Published 30 November 2016 by Linzi Nuttall
The new one-pound coin is arriving in March 2017.
You’ve probably read or heard about the excitement that swept the country when the new polymer fiver was revealed this year. Many claimed it looked and felt different to existing banknotes, while others were lucky enough to sell some of the first produced notes for hundreds of pounds on eBay as collectables. But now there’s another bit of currency to interest you – the 12-sided £1 coin.
The Royal Mint will produce and circulate 1.5 billion new £1 coins in March 2017. Some have described its similarity to the old threepenny bit while others say it resembles toy money. So why the change and how will it differ to the existing £1 coin?
Art meets technology
According to the Royal Mint, the reason for the new £1 is to combat fraud. Royal Mint figures from May 2015 show that around 2.5% of £1 coins were fakes. To counteract this, it decided to create a new coin that would be difficult to copy and save the taxpayer millions from frauds. The new coin is designed with unique artwork and ground-breaking technology to make it one of the most secure of its kind on the planet.
The new one-pound coin
Image Credit: Royal Mint
Here we look at the features of the new one-pound coin with 12 sides, two metals, a hologram, bigger diameter, and milled edges.
• The new coin is a dodecahedron – that means it’s 12–sided – which makes it easy to recognise.

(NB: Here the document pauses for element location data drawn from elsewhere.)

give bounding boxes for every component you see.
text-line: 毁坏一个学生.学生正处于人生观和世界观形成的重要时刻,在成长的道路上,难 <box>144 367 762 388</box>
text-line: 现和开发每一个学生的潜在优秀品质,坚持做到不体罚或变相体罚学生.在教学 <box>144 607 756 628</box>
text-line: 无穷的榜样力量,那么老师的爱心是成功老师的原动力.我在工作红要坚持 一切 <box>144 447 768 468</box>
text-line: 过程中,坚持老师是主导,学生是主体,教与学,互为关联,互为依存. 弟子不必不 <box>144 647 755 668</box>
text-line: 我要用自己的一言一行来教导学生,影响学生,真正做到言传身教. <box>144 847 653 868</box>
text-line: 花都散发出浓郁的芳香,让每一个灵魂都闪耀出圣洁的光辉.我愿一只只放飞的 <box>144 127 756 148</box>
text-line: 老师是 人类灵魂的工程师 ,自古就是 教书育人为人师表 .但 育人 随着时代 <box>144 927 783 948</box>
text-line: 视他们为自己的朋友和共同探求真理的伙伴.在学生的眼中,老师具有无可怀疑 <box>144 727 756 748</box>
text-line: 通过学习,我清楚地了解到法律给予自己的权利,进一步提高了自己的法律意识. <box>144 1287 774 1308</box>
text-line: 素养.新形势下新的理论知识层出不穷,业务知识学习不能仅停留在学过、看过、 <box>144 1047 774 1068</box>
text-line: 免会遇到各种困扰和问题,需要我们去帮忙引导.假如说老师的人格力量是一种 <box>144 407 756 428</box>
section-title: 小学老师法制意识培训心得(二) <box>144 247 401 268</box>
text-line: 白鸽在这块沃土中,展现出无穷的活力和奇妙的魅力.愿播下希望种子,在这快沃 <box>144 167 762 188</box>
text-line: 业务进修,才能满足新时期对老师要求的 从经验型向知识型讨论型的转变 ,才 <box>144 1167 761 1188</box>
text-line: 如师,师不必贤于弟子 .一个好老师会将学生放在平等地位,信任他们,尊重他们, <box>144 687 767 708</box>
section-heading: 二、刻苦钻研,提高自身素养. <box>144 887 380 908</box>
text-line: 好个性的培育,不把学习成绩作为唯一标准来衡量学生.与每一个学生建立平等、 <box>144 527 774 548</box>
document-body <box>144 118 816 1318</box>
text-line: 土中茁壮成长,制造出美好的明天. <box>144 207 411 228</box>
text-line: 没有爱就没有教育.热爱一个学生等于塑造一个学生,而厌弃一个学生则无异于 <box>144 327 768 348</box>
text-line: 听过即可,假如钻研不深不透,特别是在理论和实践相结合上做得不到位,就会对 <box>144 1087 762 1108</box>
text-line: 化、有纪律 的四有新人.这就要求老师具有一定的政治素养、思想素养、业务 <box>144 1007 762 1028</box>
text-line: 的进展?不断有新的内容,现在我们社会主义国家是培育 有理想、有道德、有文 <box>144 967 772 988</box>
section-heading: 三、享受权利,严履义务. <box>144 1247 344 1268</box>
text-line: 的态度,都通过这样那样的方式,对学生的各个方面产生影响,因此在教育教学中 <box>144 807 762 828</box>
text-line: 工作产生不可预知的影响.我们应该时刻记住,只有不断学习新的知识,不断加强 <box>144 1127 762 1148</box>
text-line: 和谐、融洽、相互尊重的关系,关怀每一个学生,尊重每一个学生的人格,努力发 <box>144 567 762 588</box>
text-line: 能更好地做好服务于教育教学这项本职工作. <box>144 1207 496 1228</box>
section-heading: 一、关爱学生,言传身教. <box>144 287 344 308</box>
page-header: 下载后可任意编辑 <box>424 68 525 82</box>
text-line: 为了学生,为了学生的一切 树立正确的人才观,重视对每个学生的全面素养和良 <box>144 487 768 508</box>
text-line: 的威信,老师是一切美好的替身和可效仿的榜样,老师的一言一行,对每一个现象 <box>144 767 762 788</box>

• It’s made of two-tone metal, with an outer ring in gold (coloured nickel) and the inner ring in silver (nickel-plated alloy), similar to the existing £2 coin.
• The bottom of the coin has a hologram that changes to show a £ symbol and the number ‘1’ when you tilt it at different angles.
• The head’s side has micro lettering reading ‘ONE POUND’ and the tail’s side shows the year the coin was produced.
• Six of the 12 sides have milled edges to create a groove effect.
• The art work on the tail side represents the UK and its four constituent parts, showing the English rose, the Welsh leek, Scottish thistle and a Northern Irish shamrock emerging from one stem within a crown.
Get the old coins spent!
Don’t worry – there’s no need to rush out just yet and spend those old £1 coins. You’ve got until autumn 2017 to use them or exchange them at the bank. And besides, it’s unlikely that all parking meters, supermarket trollies and other vending type machines won’t accept the new £1 coin the day it launches – it will probably take a few months.
In the interim, it might be better to carry some old and new coins to use, until the old coin is completely phased out and all businesses are up to speed.